A View From The Cross-Road
by: Peggy Barnell
The Shadow of the Cross
I have heard medical professionals explain the physical pain that a person would experience during death by crucifixion. Blow-by-blow account given as to how the body's systems would gradually fail and eventually bring death. When I consider that level of suffering, I can't help but reflect on the significance of Easter and the sacrificial death of Jesus Christ.
Thanks to my early years in Sunday School, I was always aware of the history of Easter. But it wasn't until much later in my adult life that I began to have some comprehension of what that event encompassed. The non-descript awareness that Jesus died on a cross for the sins of mankind gave way to a gradual awakening that it was much more personal than that. I began to recognize that Jesus gave His life not only for murderers and rapists and thieves, He gave His life for my sin.
When that revelation began to dawn in my head and heart, as the prophet Isaiah described, I felt as though
"I was undone" - overwhelmed to think that every selfish act, every ugly, spite-filled, lustful, greedy thought or deed of my own had sent Christ to the cross just as surely as the sins of all those "evil people" of the world.
Though I know it's a done deal, when I contemplate Jesus' death, there is some innate sense of justice within me that wants to stop Him from enduring the suffering - wants Him not to take on my sin as His own. In those deeply reflective moments I struggle with the urge to cry out and plead: Please, don't - don't do that for me! It's just so... unfair... I know how unworthy I am of that kind of sacrifice, that kind of love.
A friend shared his like-minded, sympathetic fantasy. He imagines that he is there at the cross - he removes the nails from the hands and feet of Jesus and by doing so, eases His pain and brings Him comfort.
As sweet and comforting as that scenario is to consider, it completely defeats the purpose of the sacrifice. The fact that Jesus willingly took our deserved sins upon His undeserving self is the intrinsic point of the matter.

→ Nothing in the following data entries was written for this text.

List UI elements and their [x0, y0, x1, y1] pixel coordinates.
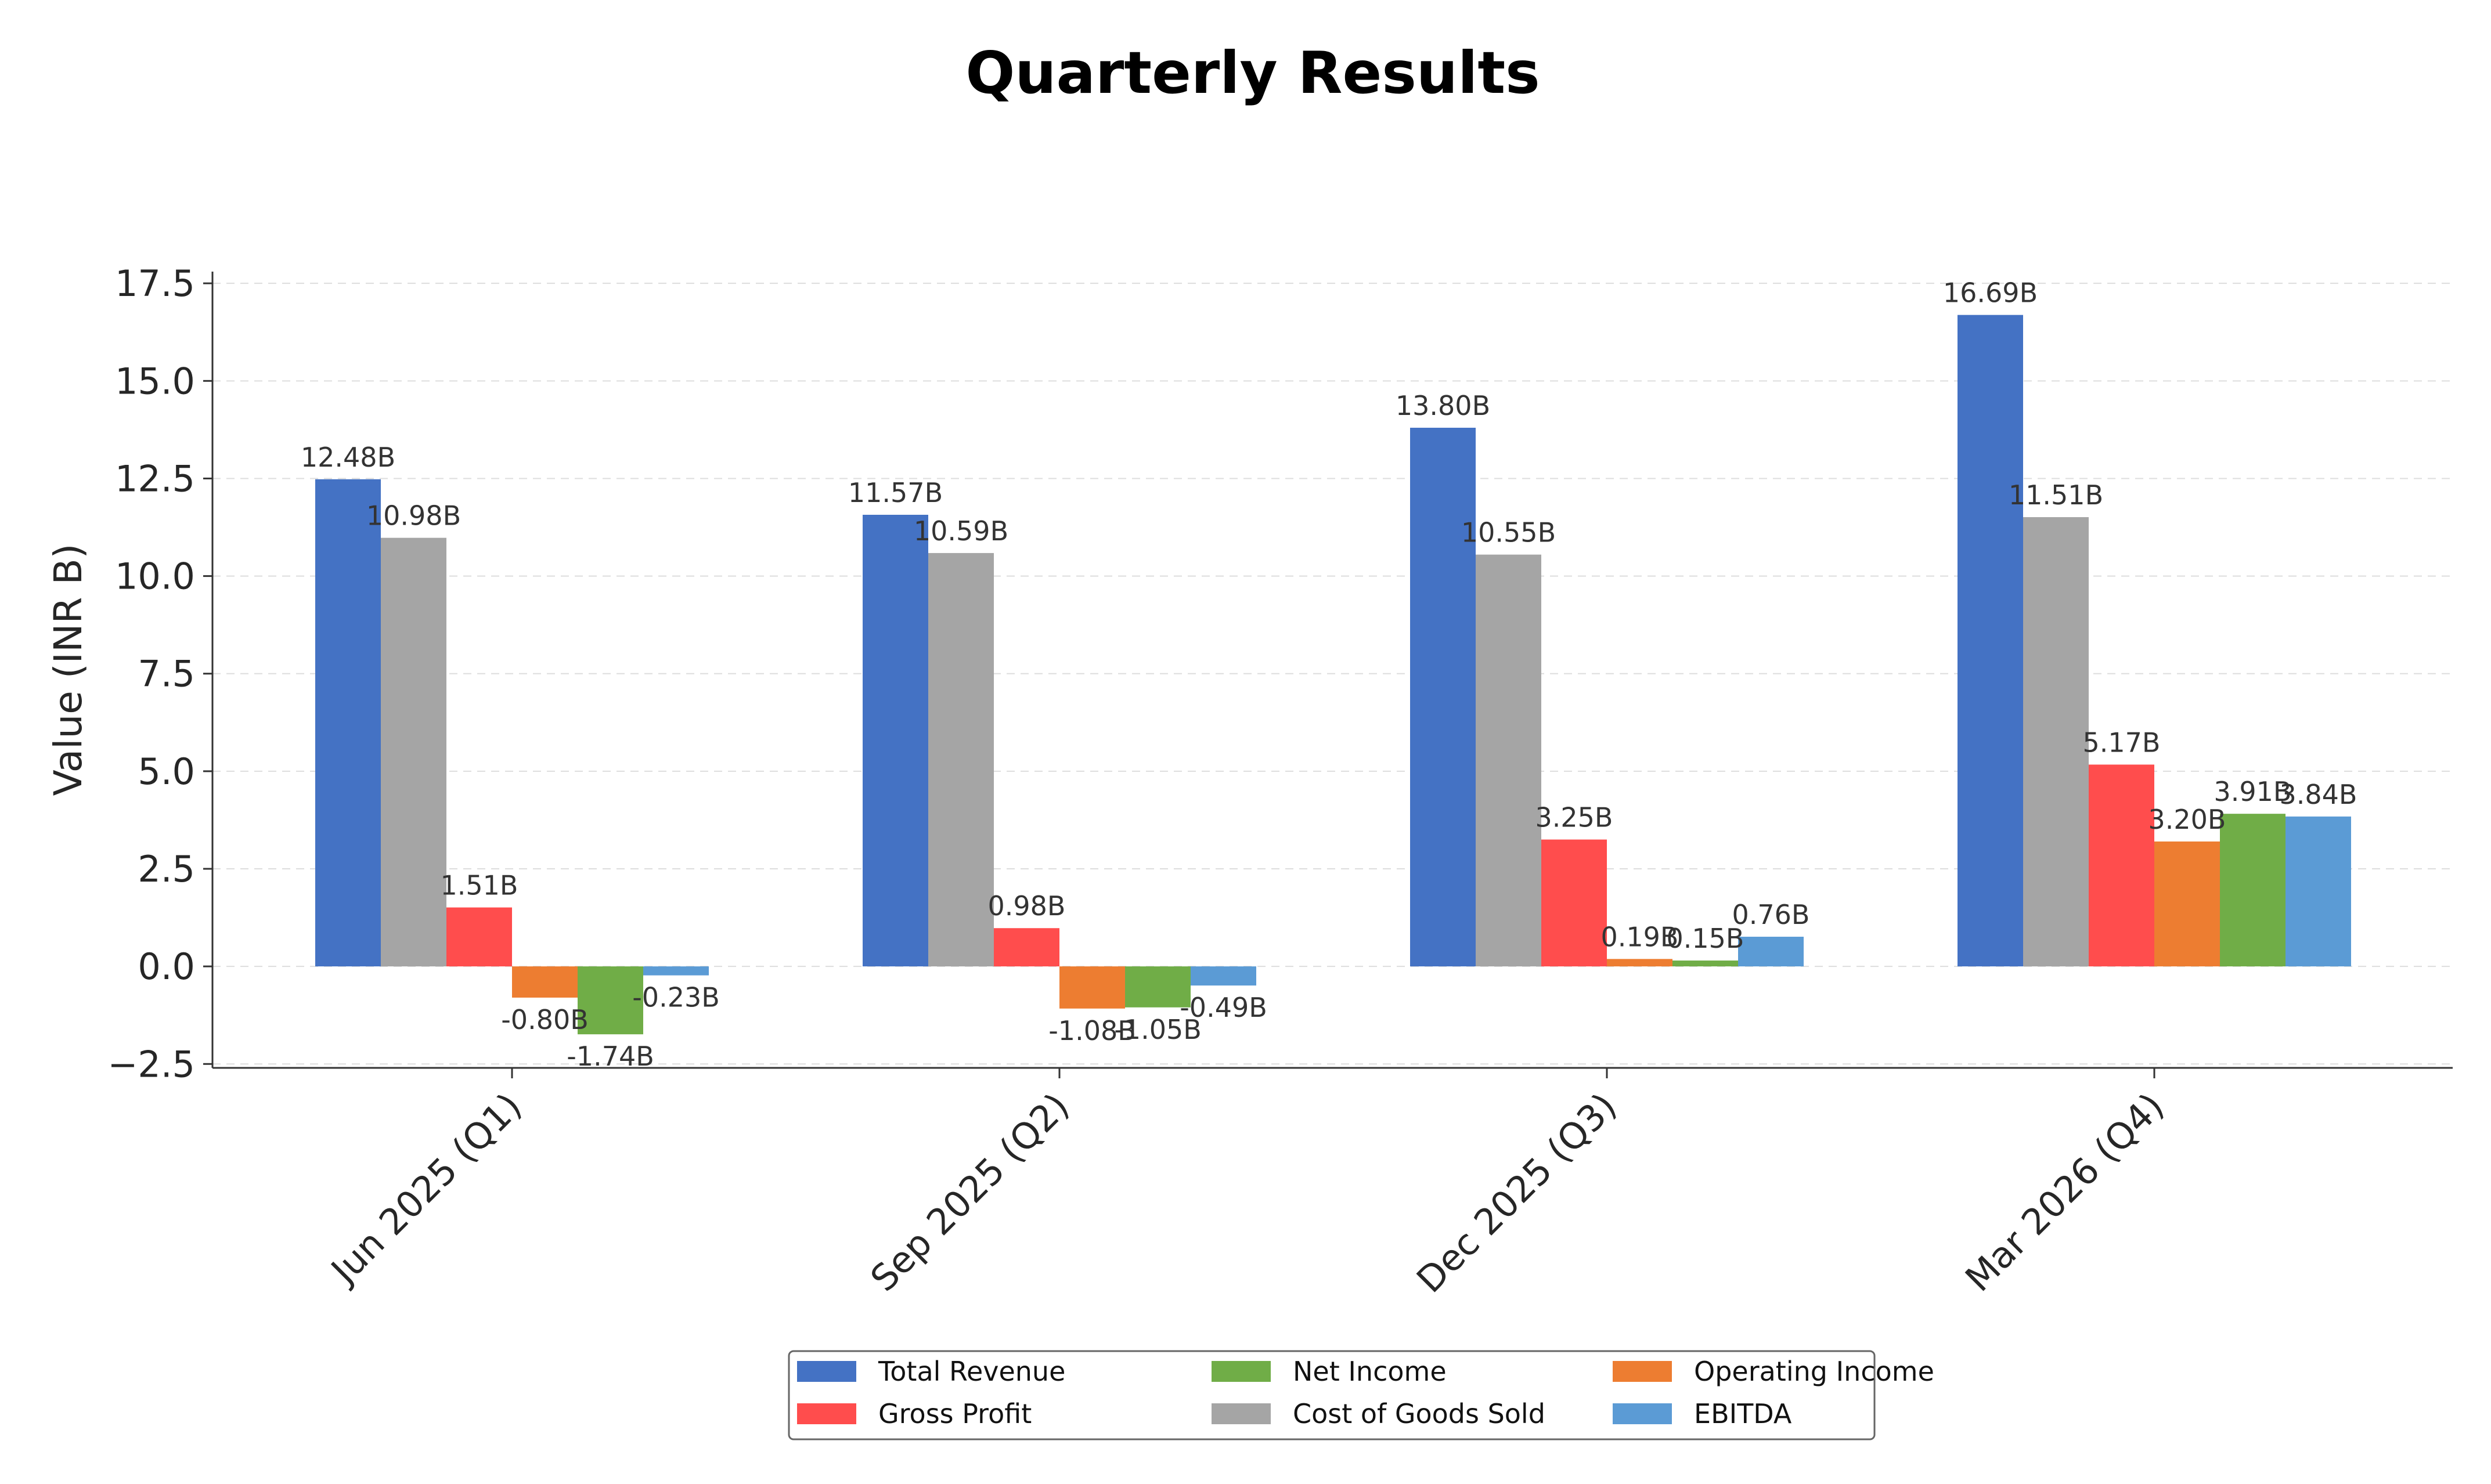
data-label: -1.05B	[1114, 1014, 1202, 1045]
data-label: 0.76B	[1732, 899, 1810, 930]
legend-swatch-ebitda	[1613, 1403, 1672, 1424]
data-label: 13.80B	[1396, 390, 1490, 421]
y-axis-label: Value (INR B)	[46, 544, 91, 796]
legend-box	[788, 1350, 1876, 1440]
data-label: -0.49B	[1180, 992, 1267, 1023]
grid-lines	[212, 283, 2453, 1065]
y-ticks: −2.5 0.0 2.5 5.0 7.5 10.0 12.5 15.0 17.5	[107, 262, 212, 1085]
bar-gross-profit	[1541, 839, 1607, 967]
data-label: 0.19B	[1601, 921, 1679, 952]
data-label: 0.98B	[988, 890, 1066, 922]
data-label: 1.51B	[441, 870, 518, 901]
bar-net-income	[578, 966, 643, 1035]
bar-net-income	[1125, 966, 1191, 1008]
bar-ebitda	[643, 966, 709, 976]
data-label: -1.08B	[1048, 1015, 1136, 1046]
bar-cost-of-goods-sold	[381, 537, 446, 967]
data-label: 3.20B	[2148, 804, 2226, 835]
bar-net-income	[1672, 961, 1738, 967]
data-label: 11.57B	[848, 477, 943, 508]
bar-operating-income	[512, 966, 578, 998]
legend-swatch-net-income	[1212, 1361, 1271, 1382]
legend-swatch-total-revenue	[797, 1361, 856, 1382]
data-label: 5.17B	[2083, 727, 2161, 758]
data-label: 16.69B	[1943, 277, 2038, 309]
y-tick-label: 5.0	[138, 750, 195, 793]
bar-operating-income	[1607, 959, 1672, 967]
data-label: 0.15B	[1667, 923, 1744, 954]
bar-operating-income	[1059, 966, 1125, 1009]
data-label: 3.91B	[2214, 776, 2292, 807]
bar-total-revenue	[315, 479, 381, 967]
bar-ebitda	[1191, 966, 1256, 986]
bar-total-revenue	[1410, 428, 1476, 967]
legend-label-cost-of-goods-sold: Cost of Goods Sold	[1293, 1398, 1545, 1429]
data-label: -0.80B	[501, 1004, 589, 1035]
y-tick-label: −2.5	[107, 1043, 195, 1085]
legend: Total Revenue Gross Profit Net Income Cost …	[788, 1350, 1934, 1440]
x-tick-label: Mar 2026 (Q4)	[1957, 1085, 2172, 1299]
data-label: 10.55B	[1461, 517, 1556, 548]
bar-ebitda	[1738, 937, 1804, 967]
data-label: 3.25B	[1535, 802, 1613, 833]
bar-cost-of-goods-sold	[1476, 554, 1541, 967]
legend-swatch-operating-income	[1613, 1361, 1672, 1382]
chart-title: Quarterly Results	[965, 39, 1540, 107]
x-tick-label: Sep 2025 (Q2)	[862, 1085, 1077, 1299]
data-labels-group: 12.48B 11.57B 13.80B 16.69B 10.98B 10.59B 10.5…	[301, 277, 2357, 1073]
y-tick-label: 15.0	[115, 360, 195, 402]
legend-swatch-cost-of-goods-sold	[1212, 1403, 1271, 1424]
bar-operating-income	[2154, 841, 2220, 967]
data-label: 3.84B	[2280, 779, 2357, 810]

Last Sunday one of the worship team members at my church stood and played his guitar just a bit downstage from the cross that is erected on the platform. Though I feel sure it was unintentional on his part, from my viewpoint in the crowd of worshipers, it seemed as though he was standing in the shadow of the cross. Occasionally he would extend his arms out to his side, face turned heavenward as he sang praise with abandon to God. As I watched him sing and worship with the cross behind him, it occurred to me that it's exactly what the cross does for those who recognize it's significance. It casts a loving shadow over us. It re-centers our lives - the way we think and process and love and view the world around us.
And to live in such a manner, dear friends, is exactly what Jesus asks of us in return.
John 15: 12 My command is this: Love each other as I have loved you. Greater love has one one than this, that he lay down his life for his friends.